The Particular Finest

Presented by aurynn shaw

The Cryptodystopia

Tech, as an industry, is splitting.

On the one half, you have people like me — people who looked at cryptocurrency and NFTs, at the massive environmental costs that these, technologies isn’t the right word, but fine, and saw them for the scam they are.

And the other half.

The half who have bought into the scam wholesale, and keep shouting how big and important and world-changing their scam is.

The last month has seen a marked uptick in my world of the cryptodystopia forcing its way in, with people around me talking about their scam, getting involved in the scam, wanting to know more about the scam.
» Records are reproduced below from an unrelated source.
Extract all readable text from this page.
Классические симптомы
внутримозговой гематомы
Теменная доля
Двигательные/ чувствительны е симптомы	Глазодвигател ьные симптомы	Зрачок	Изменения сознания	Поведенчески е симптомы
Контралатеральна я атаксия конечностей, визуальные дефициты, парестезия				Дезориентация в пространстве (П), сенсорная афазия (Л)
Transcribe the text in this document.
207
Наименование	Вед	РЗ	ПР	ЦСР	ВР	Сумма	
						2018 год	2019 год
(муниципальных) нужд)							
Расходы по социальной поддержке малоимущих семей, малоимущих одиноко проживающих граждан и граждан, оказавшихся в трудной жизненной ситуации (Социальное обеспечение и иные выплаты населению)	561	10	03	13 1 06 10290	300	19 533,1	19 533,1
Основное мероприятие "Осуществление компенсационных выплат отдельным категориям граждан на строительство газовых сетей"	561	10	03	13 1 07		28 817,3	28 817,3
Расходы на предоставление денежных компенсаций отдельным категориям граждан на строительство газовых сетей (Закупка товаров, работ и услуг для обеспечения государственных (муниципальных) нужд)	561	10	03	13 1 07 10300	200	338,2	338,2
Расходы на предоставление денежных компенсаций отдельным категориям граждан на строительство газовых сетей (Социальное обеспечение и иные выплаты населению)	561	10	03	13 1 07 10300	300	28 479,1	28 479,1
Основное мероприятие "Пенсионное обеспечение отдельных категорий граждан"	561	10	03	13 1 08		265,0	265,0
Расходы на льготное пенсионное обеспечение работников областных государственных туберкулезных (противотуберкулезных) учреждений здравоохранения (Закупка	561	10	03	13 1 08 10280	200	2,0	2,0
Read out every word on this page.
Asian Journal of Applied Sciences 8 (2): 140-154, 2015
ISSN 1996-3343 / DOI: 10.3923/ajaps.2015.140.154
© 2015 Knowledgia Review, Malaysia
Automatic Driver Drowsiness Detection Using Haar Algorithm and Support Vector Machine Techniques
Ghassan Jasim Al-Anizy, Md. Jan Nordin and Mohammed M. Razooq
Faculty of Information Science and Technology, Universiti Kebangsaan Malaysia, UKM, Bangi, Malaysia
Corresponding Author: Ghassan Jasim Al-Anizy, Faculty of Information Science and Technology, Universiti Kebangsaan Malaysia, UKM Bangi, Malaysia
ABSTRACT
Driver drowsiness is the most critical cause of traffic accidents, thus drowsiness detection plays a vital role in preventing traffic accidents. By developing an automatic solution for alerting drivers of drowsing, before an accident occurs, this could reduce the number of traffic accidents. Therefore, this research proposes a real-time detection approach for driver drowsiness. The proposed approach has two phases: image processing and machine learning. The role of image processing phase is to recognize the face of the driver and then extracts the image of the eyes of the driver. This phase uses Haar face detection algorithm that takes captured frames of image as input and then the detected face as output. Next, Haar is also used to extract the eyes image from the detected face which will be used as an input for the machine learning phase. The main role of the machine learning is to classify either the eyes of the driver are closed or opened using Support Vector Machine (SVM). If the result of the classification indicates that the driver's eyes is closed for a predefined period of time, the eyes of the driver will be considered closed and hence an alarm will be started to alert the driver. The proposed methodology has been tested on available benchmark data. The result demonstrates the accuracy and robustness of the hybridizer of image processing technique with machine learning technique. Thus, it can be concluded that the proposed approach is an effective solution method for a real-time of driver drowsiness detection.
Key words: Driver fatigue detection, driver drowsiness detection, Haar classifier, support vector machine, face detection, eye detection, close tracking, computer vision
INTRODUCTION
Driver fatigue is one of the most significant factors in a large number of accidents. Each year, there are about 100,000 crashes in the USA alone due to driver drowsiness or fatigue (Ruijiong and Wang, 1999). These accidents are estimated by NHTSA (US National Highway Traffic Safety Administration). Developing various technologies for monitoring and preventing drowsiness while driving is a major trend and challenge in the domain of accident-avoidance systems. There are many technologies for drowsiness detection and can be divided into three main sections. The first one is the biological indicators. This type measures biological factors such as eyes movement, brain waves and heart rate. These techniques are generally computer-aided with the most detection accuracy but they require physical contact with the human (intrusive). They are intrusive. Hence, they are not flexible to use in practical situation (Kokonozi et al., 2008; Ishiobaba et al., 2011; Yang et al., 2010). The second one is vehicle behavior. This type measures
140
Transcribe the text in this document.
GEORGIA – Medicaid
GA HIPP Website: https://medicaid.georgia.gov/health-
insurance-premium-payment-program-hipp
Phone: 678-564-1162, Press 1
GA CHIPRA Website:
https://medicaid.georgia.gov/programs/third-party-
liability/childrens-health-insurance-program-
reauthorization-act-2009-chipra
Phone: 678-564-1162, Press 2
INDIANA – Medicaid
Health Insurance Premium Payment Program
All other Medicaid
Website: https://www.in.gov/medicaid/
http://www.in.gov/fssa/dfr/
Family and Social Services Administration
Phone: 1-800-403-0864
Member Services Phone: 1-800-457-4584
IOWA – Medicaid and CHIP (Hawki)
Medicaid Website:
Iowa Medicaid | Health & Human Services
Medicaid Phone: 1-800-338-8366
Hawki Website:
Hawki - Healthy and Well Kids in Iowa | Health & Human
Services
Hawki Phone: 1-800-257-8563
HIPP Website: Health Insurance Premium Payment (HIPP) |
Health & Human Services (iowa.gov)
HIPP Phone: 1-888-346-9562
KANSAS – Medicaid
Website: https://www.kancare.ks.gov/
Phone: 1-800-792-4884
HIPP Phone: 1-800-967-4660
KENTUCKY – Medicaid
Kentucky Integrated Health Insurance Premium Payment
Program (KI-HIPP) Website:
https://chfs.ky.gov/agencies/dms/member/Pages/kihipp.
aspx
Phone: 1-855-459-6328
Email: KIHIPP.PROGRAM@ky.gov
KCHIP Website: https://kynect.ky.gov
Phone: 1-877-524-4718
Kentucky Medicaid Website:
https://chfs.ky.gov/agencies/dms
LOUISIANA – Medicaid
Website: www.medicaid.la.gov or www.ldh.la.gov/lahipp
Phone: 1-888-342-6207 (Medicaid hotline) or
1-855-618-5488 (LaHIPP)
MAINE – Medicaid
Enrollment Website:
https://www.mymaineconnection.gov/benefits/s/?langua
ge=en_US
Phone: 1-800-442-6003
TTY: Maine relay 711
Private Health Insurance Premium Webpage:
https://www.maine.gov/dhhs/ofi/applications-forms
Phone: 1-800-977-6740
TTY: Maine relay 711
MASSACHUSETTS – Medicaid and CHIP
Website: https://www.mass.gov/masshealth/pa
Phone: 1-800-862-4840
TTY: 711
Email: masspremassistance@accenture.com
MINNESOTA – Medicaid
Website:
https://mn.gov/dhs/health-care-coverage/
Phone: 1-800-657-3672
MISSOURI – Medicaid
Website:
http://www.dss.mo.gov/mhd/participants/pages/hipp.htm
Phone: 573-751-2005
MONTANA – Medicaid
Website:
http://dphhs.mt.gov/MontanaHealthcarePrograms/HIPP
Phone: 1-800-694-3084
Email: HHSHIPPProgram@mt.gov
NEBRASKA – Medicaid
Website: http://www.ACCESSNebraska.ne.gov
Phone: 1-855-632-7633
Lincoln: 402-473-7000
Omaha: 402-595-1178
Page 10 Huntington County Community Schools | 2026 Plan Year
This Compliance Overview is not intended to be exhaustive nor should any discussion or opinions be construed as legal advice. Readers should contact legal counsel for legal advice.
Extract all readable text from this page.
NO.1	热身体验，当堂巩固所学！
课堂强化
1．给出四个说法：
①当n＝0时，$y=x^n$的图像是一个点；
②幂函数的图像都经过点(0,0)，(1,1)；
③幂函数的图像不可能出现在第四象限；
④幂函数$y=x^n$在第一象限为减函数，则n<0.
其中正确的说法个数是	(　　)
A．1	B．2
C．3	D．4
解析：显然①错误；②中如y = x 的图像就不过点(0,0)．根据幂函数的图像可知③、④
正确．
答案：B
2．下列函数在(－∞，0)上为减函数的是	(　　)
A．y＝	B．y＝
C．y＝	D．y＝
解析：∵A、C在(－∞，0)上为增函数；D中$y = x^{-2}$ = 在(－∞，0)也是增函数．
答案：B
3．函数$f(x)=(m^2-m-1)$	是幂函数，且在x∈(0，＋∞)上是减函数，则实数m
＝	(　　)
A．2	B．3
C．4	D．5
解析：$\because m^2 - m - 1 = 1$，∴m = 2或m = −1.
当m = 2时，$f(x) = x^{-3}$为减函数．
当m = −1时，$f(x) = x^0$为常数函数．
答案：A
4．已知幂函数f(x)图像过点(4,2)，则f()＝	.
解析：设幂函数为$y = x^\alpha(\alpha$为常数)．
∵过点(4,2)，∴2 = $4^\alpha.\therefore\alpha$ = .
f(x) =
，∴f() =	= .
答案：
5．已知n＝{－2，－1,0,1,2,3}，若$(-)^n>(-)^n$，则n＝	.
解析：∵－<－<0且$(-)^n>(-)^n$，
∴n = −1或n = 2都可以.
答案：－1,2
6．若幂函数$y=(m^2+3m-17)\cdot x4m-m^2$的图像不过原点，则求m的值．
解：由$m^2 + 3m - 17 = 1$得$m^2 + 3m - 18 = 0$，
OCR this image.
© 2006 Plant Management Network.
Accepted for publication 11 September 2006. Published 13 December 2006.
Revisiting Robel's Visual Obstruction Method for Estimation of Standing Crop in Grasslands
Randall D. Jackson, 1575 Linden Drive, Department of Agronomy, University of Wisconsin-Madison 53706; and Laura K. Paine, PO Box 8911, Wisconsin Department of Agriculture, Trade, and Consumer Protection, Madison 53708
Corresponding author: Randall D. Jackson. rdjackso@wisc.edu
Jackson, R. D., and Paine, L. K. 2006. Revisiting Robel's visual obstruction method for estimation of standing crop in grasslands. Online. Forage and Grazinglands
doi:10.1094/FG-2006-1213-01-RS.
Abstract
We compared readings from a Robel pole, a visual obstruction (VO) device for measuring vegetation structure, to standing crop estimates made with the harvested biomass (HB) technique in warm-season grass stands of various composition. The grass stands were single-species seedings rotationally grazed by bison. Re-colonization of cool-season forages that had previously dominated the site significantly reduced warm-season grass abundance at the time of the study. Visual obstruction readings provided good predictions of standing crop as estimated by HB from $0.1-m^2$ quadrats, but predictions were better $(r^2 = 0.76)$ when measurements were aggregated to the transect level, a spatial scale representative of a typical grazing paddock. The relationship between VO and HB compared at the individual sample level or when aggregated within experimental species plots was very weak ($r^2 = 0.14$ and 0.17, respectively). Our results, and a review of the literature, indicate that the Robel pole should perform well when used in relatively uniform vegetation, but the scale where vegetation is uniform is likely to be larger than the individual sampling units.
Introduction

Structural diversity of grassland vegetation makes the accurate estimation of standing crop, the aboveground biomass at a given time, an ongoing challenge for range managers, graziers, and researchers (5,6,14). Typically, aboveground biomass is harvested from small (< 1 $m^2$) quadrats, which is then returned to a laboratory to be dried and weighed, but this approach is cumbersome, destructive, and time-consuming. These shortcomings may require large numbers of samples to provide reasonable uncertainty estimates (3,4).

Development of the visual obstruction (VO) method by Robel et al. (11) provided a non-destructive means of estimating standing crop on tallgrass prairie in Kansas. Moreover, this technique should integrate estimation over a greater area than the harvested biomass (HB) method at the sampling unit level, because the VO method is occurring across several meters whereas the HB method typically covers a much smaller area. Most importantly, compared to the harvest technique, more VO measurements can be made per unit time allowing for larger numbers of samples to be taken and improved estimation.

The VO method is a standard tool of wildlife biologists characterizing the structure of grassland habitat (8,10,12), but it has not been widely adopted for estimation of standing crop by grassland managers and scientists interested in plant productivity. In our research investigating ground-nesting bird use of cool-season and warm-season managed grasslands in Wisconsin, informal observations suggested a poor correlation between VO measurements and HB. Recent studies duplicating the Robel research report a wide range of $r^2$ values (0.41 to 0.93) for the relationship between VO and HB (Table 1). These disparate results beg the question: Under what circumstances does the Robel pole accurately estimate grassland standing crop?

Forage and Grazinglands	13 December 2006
It’s forced its way in to the degree that someone I respected, someone who I thought was doing good things, was talking about the environmental destruction they were giving away for free. As though inflating the value of the scam isn’t a scam behaviour in and of itself.

An argument that ended with me crying with rage.

This is a horror story, that nothing I can say about how unethical and violent the cryptodystopia is will matter to anyone. The facts on the destruction are well-known, and it doesn’t matter. The social costs are well-known, and it doesn’t matter.

Anything I say, no matter how real it is, doesn’t matter. It just looks like unnecessary hyperbole.

That I have so few resources, that people I know with so many resources are jumping in and saying fuck the planet”. Gleefully.

I am nothing but horrified.

I guess this is also a statement piece, a raw nerve of the deep, visceral revulsion I feel to the software and the people pushing it, to an industry that craves the cheap and easy Ponzi Scheme dollars and is actively burning the world to get it.

Fuck NFTs. Fuck cryptocurrency. If you’re into cryptocurrency or NFTs, fuck you.